100 Favourite Scottish Football Poems
One of the questions that one always faces with an anthology is what is its rationale, its purpose and aim? Like its team mates 100 Favourite Scottish Poems and 100 Favourite Scottish Poems to Read Aloud, 100 Favourite Scottish Football Poems, edited by Alistair Findlay, hints at a kind of democratising of the canon in its title and cover design, which is reminiscent of the earlier edition of The Nation’s Favourite Poems in typeface and layout. However, although the 20 of the 100 Favourite Scottish Poems (which, presumably, nobody would ever dream of reading aloud) were chosen through a Radio Scotland listener poll, the other 200 are, as far as I can tell, chosen by single editors.
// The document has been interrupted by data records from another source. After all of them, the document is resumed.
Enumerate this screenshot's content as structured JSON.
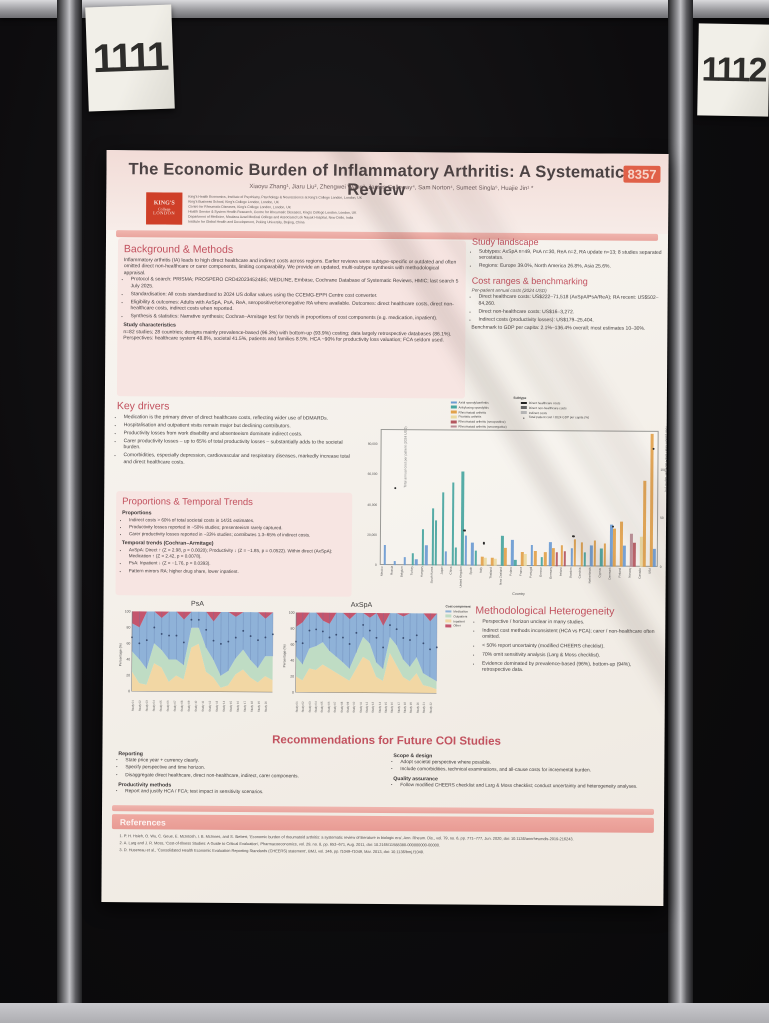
{
  "scene": {
    "board_number_left": "1111",
    "board_number_right": "1112"
  },
  "poster": {
    "title": "The Economic Burden of Inflammatory Arthritis: A Systematic Review",
    "badge": "8357",
    "authors": "Xiaoyu Zhang¹, Jiaru Liu², Zhengwei Wang³, James Galloway⁴, Sam Norton⁴, Sumeet Singla⁵, Huajie Jin¹ *",
    "logo_lines": [
      "KING'S",
      "College",
      "LONDON"
    ],
    "affiliations": [
      "King's Health Economics, Institute of Psychiatry, Psychology & Neuroscience at King's College London, London, UK",
      "King's Business School, King's College London, London, UK",
      "Centre for Rheumatic Diseases, King's College London, London, UK",
      "Health Service & System Health Research, Centre for Rheumatic Diseases, King's College London, London, UK",
      "Department of Medicine, Maulana Azad Medical College and Associated Lok Nayak Hospital, New Delhi, India",
      "Institute for Global Health and Development, Peking University, Beijing, China"
    ],
    "sections": {
      "background": {
        "heading": "Background & Methods",
        "intro": "Inflammatory arthritis (IA) leads to high direct healthcare and indirect costs across regions. Earlier reviews were subtype-specific or outdated and often omitted direct non-healthcare or carer components, limiting comparability. We provide an updated, multi-subtype synthesis with methodological appraisal.",
        "bullets": [
          "Protocol & search: PRISMA; PROSPERO CRD420234524B5; MEDLINE, Embase, Cochrane Database of Systematic Reviews, HMIC; last search 5 July 2025.",
          "Standardisation: All costs standardised to 2024 US dollar values using the CCEMG-EPPI Centre cost converter.",
          "Eligibility & outcomes: Adults with AxSpA, PsA, ReA, seropositive/seronegative RA where available. Outcomes: direct healthcare costs, direct non-healthcare costs, indirect costs when reported.",
          "Synthesis & statistics: Narrative synthesis; Cochran–Armitage test for trends in proportions of cost components (e.g. medication, inpatient)."
        ],
        "subheading": "Study characteristics",
        "characteristics": "n=82 studies; 28 countries; designs mainly prevalence-based (96.3%) with bottom-up (93.9%) costing; data largely retrospective databases (86.1%). Perspectives: healthcare system 48.8%, societal 41.5%, patients and families 8.5%. HCA ~90% for productivity loss valuation; FCA seldom used."
      },
      "study_landscape": {
        "heading": "Study landscape",
        "bullets": [
          "Subtypes: AxSpA n=49, PsA n=30, ReA n=2, RA update n=13; 8 studies separated serostatus.",
          "Regions: Europe 39.0%, North America 26.8%, Asia 25.6%."
        ]
      },
      "cost_ranges": {
        "heading": "Cost ranges & benchmarking",
        "note": "Per-patient annual costs (2024 USD)",
        "bullets": [
          "Direct healthcare costs: US$222–71,518 (AxSpA/PsA/ReA); RA recent: US$502–84,260.",
          "Direct non-healthcare costs: US$16–3,272.",
          "Indirect costs (productivity losses): US$179–25,404."
        ],
        "benchmark": "Benchmark to GDP per capita: 2.1%–136.4% overall; most estimates 10–30%."
      },
      "key_drivers": {
        "heading": "Key drivers",
        "bullets": [
          "Medication is the primary driver of direct healthcare costs, reflecting wider use of bDMARDs.",
          "Hospitalisation and outpatient visits remain major but declining contributors.",
          "Productivity losses from work disability and absenteeism dominate indirect costs.",
          "Carer productivity losses – up to 65% of total productivity losses – substantially adds to the societal burden.",
          "Comorbidities, especially depression, cardiovascular and respiratory diseases, markedly increase total and direct healthcare costs."
        ]
      },
      "proportions": {
        "heading": "Proportions & Temporal Trends",
        "sub1": "Proportions",
        "bullets1": [
          "Indirect costs > 60% of total societal costs in 14/31 estimates.",
          "Productivity losses reported in ~50% studies; presenteeism rarely captured.",
          "Carer productivity losses reported in ~33% studies; contributes 1.3–65% of indirect costs."
        ],
        "sub2": "Temporal trends (Cochran–Armitage)",
        "bullets2": [
          "AxSpA: Direct ↑ (Z = 2.98, p = 0.0020); Productivity ↓ (Z = −1.85, p = 0.0522). Within direct (AxSpA): Medication ↑ (Z = 2.42, p = 0.0078).",
          "PsA: Inpatient ↓ (Z = −1.76, p = 0.0393).",
          "Pattern mirrors RA: higher drug share, lower inpatient."
        ]
      },
      "heterogeneity": {
        "heading": "Methodological Heterogeneity",
        "bullets": [
          "Perspective / horizon unclear in many studies.",
          "Indirect cost methods inconsistent (HCA vs FCA); carer / non-healthcare often omitted.",
          "< 50% report uncertainty (modified CHEERS checklist).",
          "70% omit sensitivity analysis (Larg & Moss checklist).",
          "Evidence dominated by prevalence-based (96%), bottom-up (94%), retrospective data."
        ]
      },
      "recommendations": {
        "heading": "Recommendations for Future COI Studies",
        "left": {
          "sub1": "Reporting",
          "b1": [
            "State price year + currency clearly.",
            "Specify perspective and time horizon.",
            "Disaggregate direct healthcare, direct non-healthcare, indirect, carer components."
          ],
          "sub2": "Productivity methods",
          "b2": [
            "Report and justify HCA / FCA; test impact in sensitivity scenarios."
          ]
        },
        "right": {
          "sub1": "Scope & design",
          "b1": [
            "Adopt societal perspective where possible.",
            "Include comorbidities, technical examinations, and all-cause costs for incremental burden."
          ],
          "sub2": "Quality assurance",
          "b2": [
            "Follow modified CHEERS checklist and Larg & Moss checklist; conduct uncertainty and heterogeneity analyses."
          ]
        }
      },
      "references": {
        "heading": "References",
        "items": [
          "P. H. Hsieh, O. Wu, C. Geue, E. McIntosh, I. B. McInnes, and S. Siebert, 'Economic burden of rheumatoid arthritis: a systematic review of literature in biologic era', Ann. Rheum. Dis., vol. 79, no. 6, pp. 771–777, Jun. 2020, doi: 10.1136/annrheumdis-2019-216243.",
          "A. Larg and J. R. Moss, 'Cost-of-Illness Studies: A Guide to Critical Evaluation', Pharmacoeconomics, vol. 29, no. 8, pp. 653–671, Aug. 2011, doi: 10.2165/11588380-000000000-00000.",
          "D. Husereau et al., 'Consolidated Health Economic Evaluation Reporting Standards (CHEERS) statement', BMJ, vol. 346, pp. f1049–f1049, Mar. 2013, doi: 10.1136/bmj.f1049."
        ]
      }
    }
  },
  "chart_data": [
    {
      "type": "bar",
      "title": "",
      "xlabel": "Country",
      "ylabel": "Total annual cost per patient (2024 USD)",
      "ylabel_right": "Total patient cost / 2024 GDP per capita (%)",
      "ylim": [
        0,
        90000
      ],
      "yticks": [
        "0",
        "20,000",
        "40,000",
        "60,000",
        "80,000"
      ],
      "ytick_values": [
        0,
        20000,
        40000,
        60000,
        80000
      ],
      "right_axis_max": 140,
      "yticks_right": [
        "0",
        "50",
        "100"
      ],
      "ytick_right_values": [
        0,
        50,
        100
      ],
      "legend_title": "Subtype",
      "subtypes": [
        {
          "label": "Axial spondyloarthritis",
          "color": "#6b9bd2"
        },
        {
          "label": "Ankylosing spondylitis",
          "color": "#46a5a0"
        },
        {
          "label": "Rheumatoid arthritis",
          "color": "#e2a24b"
        },
        {
          "label": "Psoriatic arthritis",
          "color": "#ead9a0"
        },
        {
          "label": "Rheumatoid arthritis (seropositive)",
          "color": "#b4575f"
        },
        {
          "label": "Rheumatoid arthritis (seronegative)",
          "color": "#b98a93"
        }
      ],
      "cost_types": [
        {
          "label": "Direct healthcare costs",
          "color": "#222222"
        },
        {
          "label": "Direct non-healthcare costs",
          "color": "#666666"
        },
        {
          "label": "Indirect costs",
          "color": "#bbbbbb"
        }
      ],
      "marker_label": "Total patient cost / 2024 GDP per capita (%)",
      "groups": [
        {
          "c": "Mexico",
          "b": [
            [
              0,
              13000
            ]
          ]
        },
        {
          "c": "Russia",
          "b": [
            [
              0,
              2500
            ]
          ],
          "d": 78
        },
        {
          "c": "Belgium",
          "b": [
            [
              0,
              5000
            ]
          ]
        },
        {
          "c": "Turkey",
          "b": [
            [
              1,
              8000
            ],
            [
              0,
              4000
            ]
          ]
        },
        {
          "c": "Hungary",
          "b": [
            [
              1,
              24000
            ],
            [
              0,
              13000
            ]
          ]
        },
        {
          "c": "South Korea",
          "b": [
            [
              1,
              38000
            ],
            [
              1,
              30000
            ]
          ]
        },
        {
          "c": "Japan",
          "b": [
            [
              1,
              48000
            ],
            [
              0,
              9000
            ]
          ]
        },
        {
          "c": "China",
          "b": [
            [
              1,
              55000
            ],
            [
              1,
              12000
            ]
          ]
        },
        {
          "c": "United Kingdom",
          "b": [
            [
              1,
              62000
            ],
            [
              0,
              20000
            ]
          ],
          "d": 35
        },
        {
          "c": "Spain",
          "b": [
            [
              0,
              15000
            ],
            [
              1,
              10000
            ]
          ]
        },
        {
          "c": "Italy",
          "b": [
            [
              2,
              6000
            ],
            [
              3,
              5000
            ]
          ],
          "d": 22
        },
        {
          "c": "Thailand",
          "b": [
            [
              2,
              5000
            ],
            [
              3,
              4500
            ]
          ]
        },
        {
          "c": "New Zealand",
          "b": [
            [
              1,
              20000
            ],
            [
              2,
              12000
            ]
          ]
        },
        {
          "c": "Poland",
          "b": [
            [
              0,
              17000
            ],
            [
              1,
              4000
            ]
          ]
        },
        {
          "c": "France",
          "b": [
            [
              2,
              9000
            ],
            [
              3,
              8000
            ]
          ]
        },
        {
          "c": "Portugal",
          "b": [
            [
              0,
              14000
            ],
            [
              2,
              10000
            ]
          ]
        },
        {
          "c": "Greece",
          "b": [
            [
              1,
              6000
            ],
            [
              2,
              9000
            ]
          ]
        },
        {
          "c": "Germany",
          "b": [
            [
              0,
              16000
            ],
            [
              2,
              12000
            ],
            [
              4,
              9000
            ]
          ]
        },
        {
          "c": "Ireland",
          "b": [
            [
              2,
              14000
            ],
            [
              4,
              10000
            ]
          ]
        },
        {
          "c": "Sweden",
          "b": [
            [
              0,
              12000
            ],
            [
              2,
              18000
            ]
          ],
          "d": 30
        },
        {
          "c": "Czechia",
          "b": [
            [
              2,
              16000
            ],
            [
              1,
              9000
            ]
          ]
        },
        {
          "c": "Netherlands",
          "b": [
            [
              0,
              14000
            ],
            [
              2,
              17000
            ]
          ]
        },
        {
          "c": "Cyprus",
          "b": [
            [
              1,
              12000
            ],
            [
              2,
              15000
            ]
          ]
        },
        {
          "c": "Denmark",
          "b": [
            [
              0,
              28000
            ],
            [
              2,
              25000
            ]
          ],
          "d": 40
        },
        {
          "c": "Finland",
          "b": [
            [
              2,
              30000
            ],
            [
              0,
              14000
            ]
          ]
        },
        {
          "c": "Norway",
          "b": [
            [
              5,
              22000
            ],
            [
              4,
              16000
            ]
          ]
        },
        {
          "c": "Canada",
          "b": [
            [
              3,
              20000
            ],
            [
              2,
              57000
            ]
          ]
        },
        {
          "c": "USA",
          "b": [
            [
              2,
              88000
            ],
            [
              0,
              12000
            ]
          ],
          "d": 120
        }
      ]
    },
    {
      "type": "area",
      "title": "PsA",
      "ylabel": "Percentage (%)",
      "ylim": [
        0,
        100
      ],
      "yticks": [
        0,
        20,
        40,
        60,
        80,
        100
      ],
      "legend_title": "Cost component",
      "components": [
        {
          "label": "Medication",
          "color": "#8fb2d8"
        },
        {
          "label": "Outpatient",
          "color": "#bfdcc4"
        },
        {
          "label": "Inpatient",
          "color": "#f2d7a4"
        },
        {
          "label": "Other",
          "color": "#c4556d"
        }
      ],
      "x_labels": [
        "Study 01",
        "Study 02",
        "Study 03",
        "Study 04",
        "Study 05",
        "Study 06",
        "Study 07",
        "Study 08",
        "Study 09",
        "Study 10",
        "Study 11",
        "Study 12",
        "Study 13",
        "Study 14",
        "Study 15",
        "Study 16",
        "Study 17",
        "Study 18",
        "Study 19",
        "Study 20"
      ],
      "inpatient": [
        25,
        10,
        8,
        35,
        30,
        12,
        20,
        15,
        55,
        60,
        25,
        18,
        5,
        8,
        22,
        28,
        18,
        12,
        20,
        15
      ],
      "outpatient": [
        25,
        30,
        20,
        25,
        22,
        28,
        20,
        18,
        25,
        20,
        30,
        22,
        15,
        18,
        20,
        25,
        22,
        18,
        25,
        30
      ],
      "other": [
        15,
        20,
        0,
        0,
        8,
        0,
        0,
        10,
        0,
        0,
        0,
        12,
        0,
        0,
        6,
        0,
        0,
        0,
        8,
        0
      ]
    },
    {
      "type": "area",
      "title": "AxSpA",
      "ylabel": "Percentage (%)",
      "ylim": [
        0,
        100
      ],
      "yticks": [
        0,
        20,
        40,
        60,
        80,
        100
      ],
      "x_labels": [
        "Study 01",
        "Study 02",
        "Study 03",
        "Study 04",
        "Study 05",
        "Study 06",
        "Study 07",
        "Study 08",
        "Study 09",
        "Study 10",
        "Study 11",
        "Study 12",
        "Study 13",
        "Study 14",
        "Study 15",
        "Study 16",
        "Study 17",
        "Study 18",
        "Study 19",
        "Study 20",
        "Study 21",
        "Study 22"
      ],
      "inpatient": [
        20,
        15,
        30,
        28,
        35,
        30,
        25,
        20,
        15,
        30,
        45,
        40,
        20,
        15,
        50,
        35,
        20,
        15,
        25,
        10,
        8,
        5
      ],
      "outpatient": [
        25,
        20,
        25,
        30,
        28,
        22,
        20,
        18,
        15,
        20,
        25,
        22,
        18,
        15,
        20,
        25,
        22,
        18,
        20,
        15,
        12,
        10
      ],
      "other": [
        18,
        12,
        0,
        0,
        10,
        14,
        0,
        0,
        8,
        0,
        0,
        6,
        0,
        16,
        0,
        0,
        4,
        0,
        0,
        0,
        10,
        0
      ]
    }
  ]
}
So, if we don’t have a popular poll, what do we have? One man’s take on how poetry has addressed an endlessly popular subject, perhaps. Findlay instinctively sides with the crowd, which, he says is “really only another name for ‘the people’.” Perhaps it was an awareness of the disjunct between his role as sole arbiter of what’s in and what’s out and the requirements of his Marxism that led him to the rather odd decision to number not the pages but only the poems and state that they are “in an order of reading proposed by the editor”, which is to state the obvious, really.
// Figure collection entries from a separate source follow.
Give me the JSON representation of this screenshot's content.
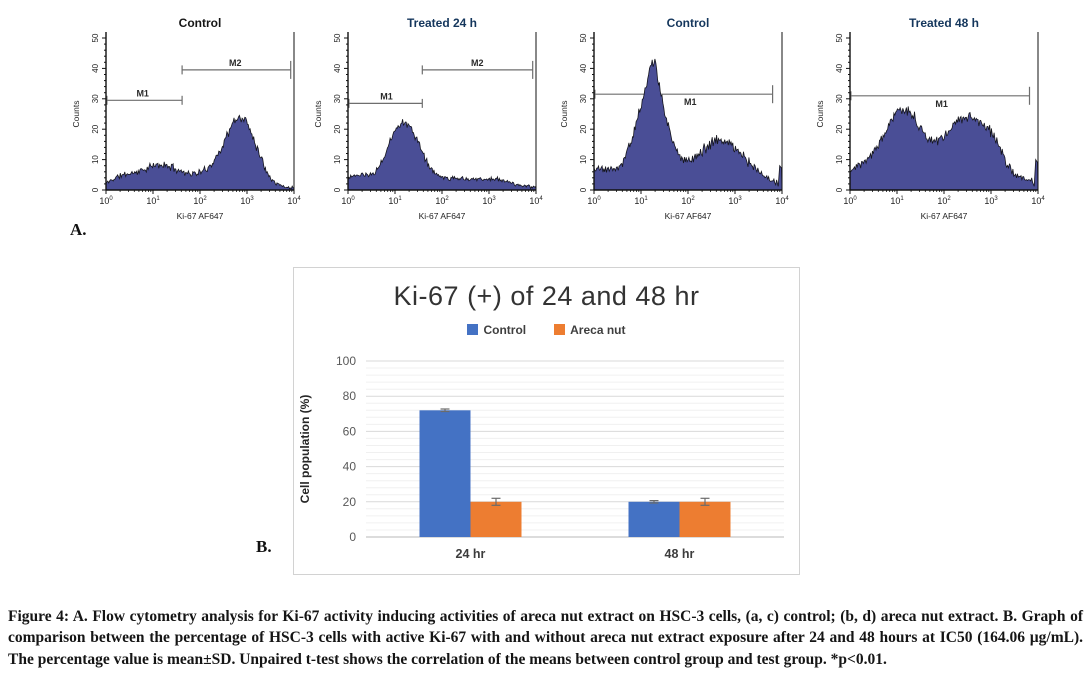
{
  "labels": {
    "panel_a": "A.",
    "panel_b": "B."
  },
  "colors": {
    "histogram_fill": "#4a4e96",
    "histogram_stroke": "#15151d",
    "marker_line": "#6e6e6e",
    "bar_blue": "#4472c4",
    "bar_orange": "#ed7d31"
  },
  "chart_data": [
    {
      "id": "flow_control_24",
      "type": "histogram",
      "title": "Control",
      "title_color": "#161616",
      "xlabel": "Ki-67 AF647",
      "ylabel": "Counts",
      "ylim": [
        0,
        50
      ],
      "y_ticks": [
        0,
        10,
        20,
        30,
        40,
        50
      ],
      "x_ticks": [
        "10^0",
        "10^1",
        "10^2",
        "10^3",
        "10^4"
      ],
      "x_scale": "log_decades_0_to_4",
      "markers": [
        {
          "name": "M1",
          "y": 29.5,
          "from": 0.02,
          "to": 1.62,
          "label_x": 0.78,
          "label_side": "above"
        },
        {
          "name": "M2",
          "y": 39.5,
          "from": 1.62,
          "to": 3.93,
          "label_x": 2.75,
          "label_side": "above"
        }
      ],
      "peaks": [
        {
          "c": 1.15,
          "s": 0.48,
          "h": 7.5
        },
        {
          "c": 2.9,
          "s": 0.32,
          "h": 19
        },
        {
          "c": 2.5,
          "s": 0.45,
          "h": 6
        },
        {
          "c": 0.3,
          "s": 0.25,
          "h": 2.5
        }
      ],
      "base": 0.6,
      "noise": 2.0,
      "seed": 11
    },
    {
      "id": "flow_treated_24",
      "type": "histogram",
      "title": "Treated 24 h",
      "title_color": "#14365c",
      "xlabel": "Ki-67 AF647",
      "ylabel": "Counts",
      "ylim": [
        0,
        50
      ],
      "y_ticks": [
        0,
        10,
        20,
        30,
        40,
        50
      ],
      "x_ticks": [
        "10^0",
        "10^1",
        "10^2",
        "10^3",
        "10^4"
      ],
      "x_scale": "log_decades_0_to_4",
      "markers": [
        {
          "name": "M1",
          "y": 28.5,
          "from": 0.02,
          "to": 1.58,
          "label_x": 0.82,
          "label_side": "above"
        },
        {
          "name": "M2",
          "y": 39.5,
          "from": 1.58,
          "to": 3.93,
          "label_x": 2.75,
          "label_side": "above"
        }
      ],
      "peaks": [
        {
          "c": 1.18,
          "s": 0.33,
          "h": 21
        },
        {
          "c": 0.15,
          "s": 0.3,
          "h": 4
        },
        {
          "c": 2.35,
          "s": 0.75,
          "h": 3.2
        },
        {
          "c": 3.2,
          "s": 0.3,
          "h": 1.2
        }
      ],
      "base": 0.5,
      "noise": 1.8,
      "seed": 23
    },
    {
      "id": "flow_control_48",
      "type": "histogram",
      "title": "Control",
      "title_color": "#14365c",
      "xlabel": "Ki-67 AF647",
      "ylabel": "Counts",
      "ylim": [
        0,
        50
      ],
      "y_ticks": [
        0,
        10,
        20,
        30,
        40,
        50
      ],
      "x_ticks": [
        "10^0",
        "10^1",
        "10^2",
        "10^3",
        "10^4"
      ],
      "x_scale": "log_decades_0_to_4",
      "markers": [
        {
          "name": "M1",
          "y": 31.5,
          "from": 0.02,
          "to": 3.8,
          "label_x": 2.05,
          "label_side": "below"
        }
      ],
      "peaks": [
        {
          "c": 1.22,
          "s": 0.34,
          "h": 32
        },
        {
          "c": 1.27,
          "s": 0.1,
          "h": 9
        },
        {
          "c": 2.7,
          "s": 0.52,
          "h": 15
        },
        {
          "c": 0.12,
          "s": 0.3,
          "h": 5.5
        }
      ],
      "base": 1.4,
      "noise": 2.3,
      "seed": 5,
      "edge_spike": 8
    },
    {
      "id": "flow_treated_48",
      "type": "histogram",
      "title": "Treated 48 h",
      "title_color": "#14365c",
      "xlabel": "Ki-67 AF647",
      "ylabel": "Counts",
      "ylim": [
        0,
        50
      ],
      "y_ticks": [
        0,
        10,
        20,
        30,
        40,
        50
      ],
      "x_ticks": [
        "10^0",
        "10^1",
        "10^2",
        "10^3",
        "10^4"
      ],
      "x_scale": "log_decades_0_to_4",
      "markers": [
        {
          "name": "M1",
          "y": 31,
          "from": 0.02,
          "to": 3.82,
          "label_x": 1.95,
          "label_side": "below"
        }
      ],
      "peaks": [
        {
          "c": 1.1,
          "s": 0.38,
          "h": 20
        },
        {
          "c": 2.5,
          "s": 0.42,
          "h": 16
        },
        {
          "c": 1.95,
          "s": 1.0,
          "h": 7
        },
        {
          "c": 0.2,
          "s": 0.3,
          "h": 4
        },
        {
          "c": 3.05,
          "s": 0.22,
          "h": 5
        }
      ],
      "base": 1.8,
      "noise": 2.3,
      "seed": 17,
      "edge_spike": 10
    },
    {
      "id": "ki67_bar",
      "type": "bar",
      "title": "Ki-67 (+) of 24 and 48 hr",
      "categories": [
        "24 hr",
        "48 hr"
      ],
      "series": [
        {
          "name": "Control",
          "color": "#4472c4",
          "values": [
            72,
            20
          ],
          "errors": [
            0.7,
            0.7
          ]
        },
        {
          "name": "Areca nut",
          "color": "#ed7d31",
          "values": [
            20,
            20
          ],
          "errors": [
            2,
            2
          ]
        }
      ],
      "xlabel": "",
      "ylabel": "Cell population (%)",
      "ylim": [
        0,
        100
      ],
      "y_ticks": [
        0,
        20,
        40,
        60,
        80,
        100
      ],
      "y_major": 20,
      "y_minor": 4,
      "grid": true,
      "legend_position": "top"
    }
  ],
  "caption": "Figure 4: A. Flow cytometry analysis for Ki-67 activity inducing activities of areca nut extract on HSC-3 cells, (a, c) control; (b, d) areca nut extract. B. Graph of comparison between the percentage of HSC-3 cells with active Ki-67 with and without areca nut extract exposure after 24 and 48 hours at IC50 (164.06 µg/mL). The percentage value is mean±SD. Unpaired t-test shows the correlation of the means between control group and test group. *p<0.01."
}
But what you really want to know about is the poems. Readers of this blog will know that I’m no football fanatic, though I confess I’m not entirely averse to watching the odd Aberdeen or Scotland game and have been known to kick a ball about. All of which makes me pretty reasonably well-placed to judge the book as an anthology of poems without becoming misty-eyed about the footballing aspect or writing it off in anti-football disgust.
If you’re looking for a golden treasury, go to Palgrave. For my taste, there are a few too many paeans to great footballers and I find many of them dull poems. One notable exception in that genre is Matthew Fitt’s wonderful “Jim Leighton”, a poem that, certainly read aloud (as it is on The Jewel Box), would curely make the hardest footiephobe concede that there must be beauty and heroism in the game.
But don’t just turn over to the black and white film on the other channel. There is a lot more to this book than the footballing hall of fame in verse. If it contains a good handful of poems that will interest only the enthusiast, it also contains at least as much that’s well worth the general reader’s attention. Football runs deep, deep in the Scottish psyche and male Scottish society, and the real strength of Findlay’s anthology is that it presents us with a portrait of that deep place in a more profound and, certainly, more entertaining way than any academic study could.
Every aspect of football’s appeal is here: the highs and lows, the tribalism and sectarianism, the communal experience and the shared memories, the inextricable link between the sport and Scottish tribal identities. The book shows how far back this goes: the earliest poem is a quatrain from 1580, and one of the most pleasurable discoveries for me–there were plenty, I assure you–was the exerpt from “The Christmass Bawing of Monimusk, 1739”, proof that the divines of Scotland have never been Calvinist dourness through and through.
Sectarianism, is of course, unavoidable. Findlay does an admirable job in this regard. “The Fields of Athenry” and “The Sash My Father Wore” sit side by side in the book–could you do otherwise?–and there’s plenty sharp, funny and poignant commentary on the sectarian question from several of the poets. Dennis O’Donnell captures so much of the ambivalence, threat and fear in his “Fid. Def.” (another poem that stood out for me), while Robert Crawford’s “Identity League” sums up the nation’s carnaptious obsessions with typical Crawfordian wit and invention.
It’s interesting that, although the book includes a good deal by many of our leading poets, it’s often far from their best work and that many of the most interesting and effective poems in Findlay’s choice are not those by the biggest names. Perhaps there’s something in football that raises the game of the lesser writers and maybe the bulk of the greats, MacDiarmid not least, have missed what’s most poetic about it. There are also a few odd choices in Findlays list, poems that are shoehorned into either the rubric of “Scottish” or “football”, but he does a good job of defending them in his spiky introduction.
Despite this, depsite its slight uncertainties about canon building and democracy, and despite overdoing the eulogies from a general reader’s point of view, this book is a lively, entertaining and emotionally informative anthology of poetry. If you want to understand Scotland today, you need to read this kind of stuff, not just the academic and semi-academic analyses of where we are and how we got here. Findlay has done us a service in collecting it between these covers.